It comes down to moats. Does OpenAI have a moat? It's leading the pack, but the competitors always seem to be catching up to it. We don't see network effects with it yet like with social networks, unless OpenAI introduces household robots for everyone or something, builds a leading marketshare in that segment, and the rich data from these household bots is enough training data that one can't replicate with a smaller robot fleet.

And AI is too fundamental of a technology that a "loss leader biggest wallet wins" strategy, used by the likes of Uber, will work.

API access can be restricted. Big part of why Twitter got authwalled was so that AI models can't train from it. Stack overflow added a no AI models clause to their free data dump releases (supposed to be CC licensed), they want to be paid if you use their data for AI models.

I wasn't referring to OAI, but rather:

1. Existing legacy players with massive data lock-ins like ERP providers and Google/Microsoft.

2. Massive consolidation within AI platforms rather than massive fragmentation if these legacy players do get disrupted or opportunities that do pop up.

In other words - the usual suspects will continue to win because they have the data and lock in.
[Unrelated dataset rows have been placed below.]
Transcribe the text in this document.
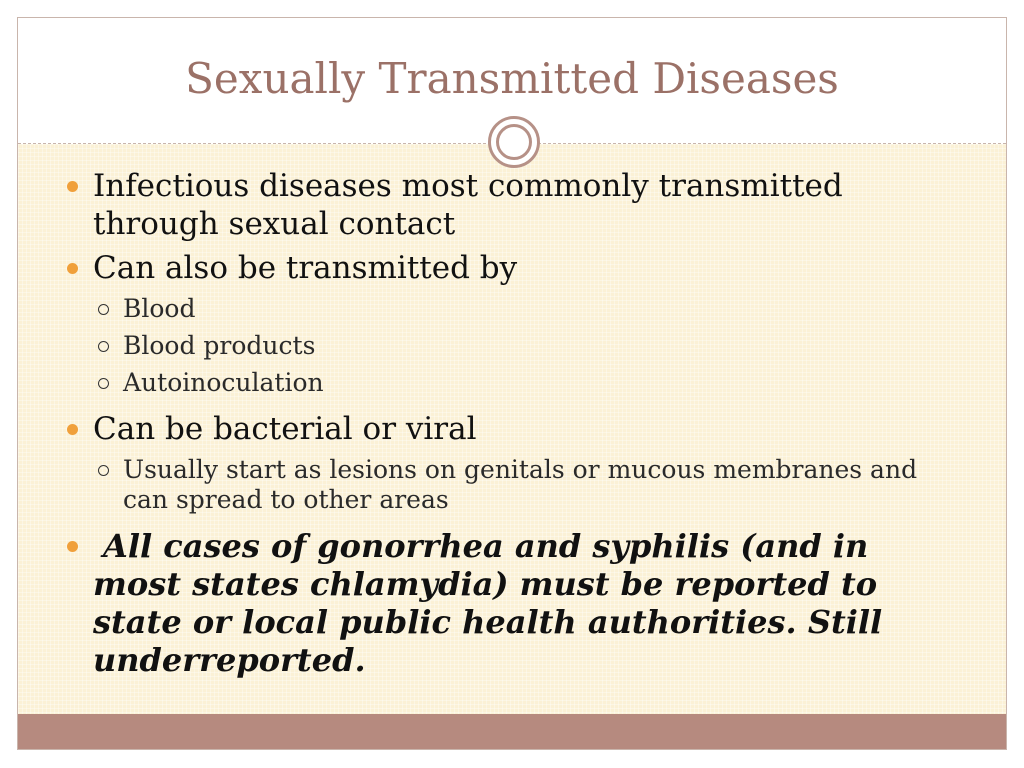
Sexually Transmitted Diseases
Infectious diseases most commonly transmitted through sexual contact
Can also be transmitted by
Blood
Blood products
Autoinoculation
Can be bacterial or viral
Usually start as lesions on genitals or mucous membranes and can spread to other areas
All cases of gonorrhea and syphilis (and in most states chlamydia) must be reported to state or local public health authorities. Still underreported.
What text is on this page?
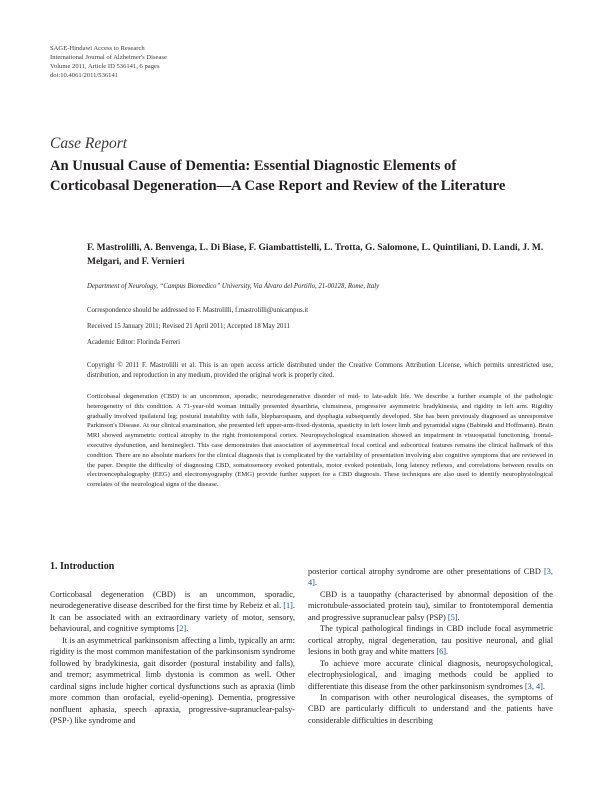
SAGE-Hindawi Access to Research
International Journal of Alzheimer's Disease
Volume 2011, Article ID 536141, 6 pages
doi:10.4061/2011/536141
Case Report
An Unusual Cause of Dementia: Essential Diagnostic Elements of Corticobasal Degeneration—A Case Report and Review of the Literature
F. Mastrolilli, A. Benvenga, L. Di Biase, F. Giambattistelli, L. Trotta, G. Salomone, L. Quintiliani, D. Landi, J. M. Melgari, and F. Vernieri
Department of Neurology, “Campus Biomedico” University, Via Álvaro del Portillo, 21-00128, Rome, Italy
Correspondence should be addressed to F. Mastrolilli, f.mastrolilli@unicampus.it
Received 15 January 2011; Revised 21 April 2011; Accepted 18 May 2011
Academic Editor: Florinda Ferreri
Copyright © 2011 F. Mastrolilli et al. This is an open access article distributed under the Creative Commons Attribution License, which permits unrestricted use, distribution, and reproduction in any medium, provided the original work is properly cited.
Corticobasal degeneration (CBD) is an uncommon, sporadic, neurodegenerative disorder of mid- to late-adult life. We describe a further example of the pathologic heterogeneity of this condition. A 71-year-old woman initially presented dysarthria, clumsiness, progressive asymmetric bradykinesia, and rigidity in left arm. Rigidity gradually involved ipsilateral leg; postural instability with falls, blepharospasm, and dysphagia subsequently developed. She has been previously diagnosed as unresponsive Parkinson's Disease. At our clinical examination, she presented left upper-arm-fixed-dystonia, spasticity in left lower limb and pyramidal signs (Babinski and Hoffmann). Brain MRI showed asymmetric cortical atrophy in the right frontotemporal cortex. Neuropsychological examination showed an impairment in visuospatial functioning, frontal-executive dysfunction, and hemineglect. This case demonstrates that association of asymmetrical focal cortical and subcortical features remains the clinical hallmark of this condition. There are no absolute markers for the clinical diagnosis that is complicated by the variability of presentation involving also cognitive symptoms that are reviewed in the paper. Despite the difficulty of diagnosing CBD, somatosensory evoked potentials, motor evoked potentials, long latency reflexes, and correlations between results on electroencephalography (EEG) and electromyography (EMG) provide further support for a CBD diagnosis. These techniques are also used to identify neurophysiological correlates of the neurological signs of the disease.
1. Introduction

Corticobasal degeneration (CBD) is an uncommon, sporadic, neurodegenerative disease described for the first time by Rebeiz et al. [1]. It can be associated with an extraordinary variety of motor, sensory, behavioural, and cognitive symptoms [2].

It is an asymmetrical parkinsonism affecting a limb, typically an arm: rigidity is the most common manifestation of the parkinsonism syndrome followed by bradykinesia, gait disorder (postural instability and falls), and tremor; asymmetrical limb dystonia is common as well. Other cardinal signs include higher cortical dysfunctions such as apraxia (limb more common than orofacial, eyelid-opening). Dementia, progressive nonfluent aphasia, speech apraxia, progressive-supranuclear-palsy- (PSP-) like syndrome and

posterior cortical atrophy syndrome are other presentations of CBD [3, 4].

CBD is a tauopathy (characterised by abnormal deposition of the microtubule-associated protein tau), similar to frontotemporal dementia and progressive supranuclear palsy (PSP) [5].

The typical pathological findings in CBD include focal asymmetric cortical atrophy, nigral degeneration, tau positive neuronal, and glial lesions in both gray and white matters [6].

To achieve more accurate clinical diagnosis, neuropsychological, electrophysiological, and imaging methods could be applied to differentiate this disease from the other parkinsonism syndromes [3, 4].

In comparison with other neurological diseases, the symptoms of CBD are particularly difficult to understand and the patients have considerable difficulties in describing
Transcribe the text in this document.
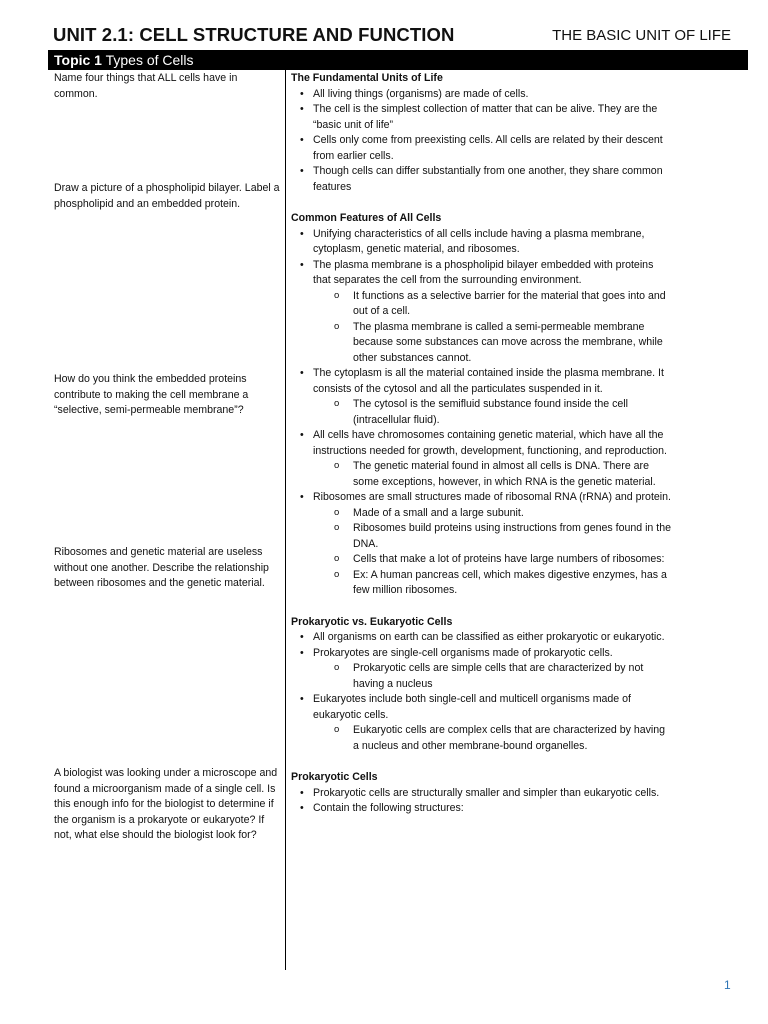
UNIT 2.1: CELL STRUCTURE AND FUNCTION	THE BASIC UNIT OF LIFE
Topic 1 Types of Cells
Name four things that ALL cells have in common.
Draw a picture of a phospholipid bilayer. Label a phospholipid and an embedded protein.
How do you think the embedded proteins contribute to making the cell membrane a “selective, semi-permeable membrane”?
Ribosomes and genetic material are useless without one another. Describe the relationship between ribosomes and the genetic material.
A biologist was looking under a microscope and found a microorganism made of a single cell. Is this enough info for the biologist to determine if the organism is a prokaryote or eukaryote? If not, what else should the biologist look for?
The Fundamental Units of Life
• All living things (organisms) are made of cells.
• The cell is the simplest collection of matter that can be alive. They are the “basic unit of life”
• Cells only come from preexisting cells. All cells are related by their descent from earlier cells.
• Though cells can differ substantially from one another, they share common features
Common Features of All Cells
• Unifying characteristics of all cells include having a plasma membrane, cytoplasm, genetic material, and ribosomes.
• The plasma membrane is a phospholipid bilayer embedded with proteins that separates the cell from the surrounding environment.
o It functions as a selective barrier for the material that goes into and out of a cell.
o The plasma membrane is called a semi-permeable membrane because some substances can move across the membrane, while other substances cannot.
• The cytoplasm is all the material contained inside the plasma membrane. It consists of the cytosol and all the particulates suspended in it.
o The cytosol is the semifluid substance found inside the cell (intracellular fluid).
• All cells have chromosomes containing genetic material, which have all the instructions needed for growth, development, functioning, and reproduction.
o The genetic material found in almost all cells is DNA. There are some exceptions, however, in which RNA is the genetic material.
• Ribosomes are small structures made of ribosomal RNA (rRNA) and protein.
o Made of a small and a large subunit.
o Ribosomes build proteins using instructions from genes found in the DNA.
o Cells that make a lot of proteins have large numbers of ribosomes:
o Ex: A human pancreas cell, which makes digestive enzymes, has a few million ribosomes.
Prokaryotic vs. Eukaryotic Cells
• All organisms on earth can be classified as either prokaryotic or eukaryotic.
• Prokaryotes are single-cell organisms made of prokaryotic cells.
o Prokaryotic cells are simple cells that are characterized by not having a nucleus
• Eukaryotes include both single-cell and multicell organisms made of eukaryotic cells.
o Eukaryotic cells are complex cells that are characterized by having a nucleus and other membrane-bound organelles.
Prokaryotic Cells
• Prokaryotic cells are structurally smaller and simpler than eukaryotic cells.
• Contain the following structures:
1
Any marginal value in having a specialized model, agent workflow, or special training data, ect. will not be significant enough to switch to a niche app.

It is indeed unfortunate and niches will definitely exist. What I am referring to is primarily in enterprise.

I don't think OpenAI have a moat in the traditional sense. Other players offer the exact same API so OpenAI can only win with permanent technical leadership. They may indeed be able to attain that but this is no Coca-Cola.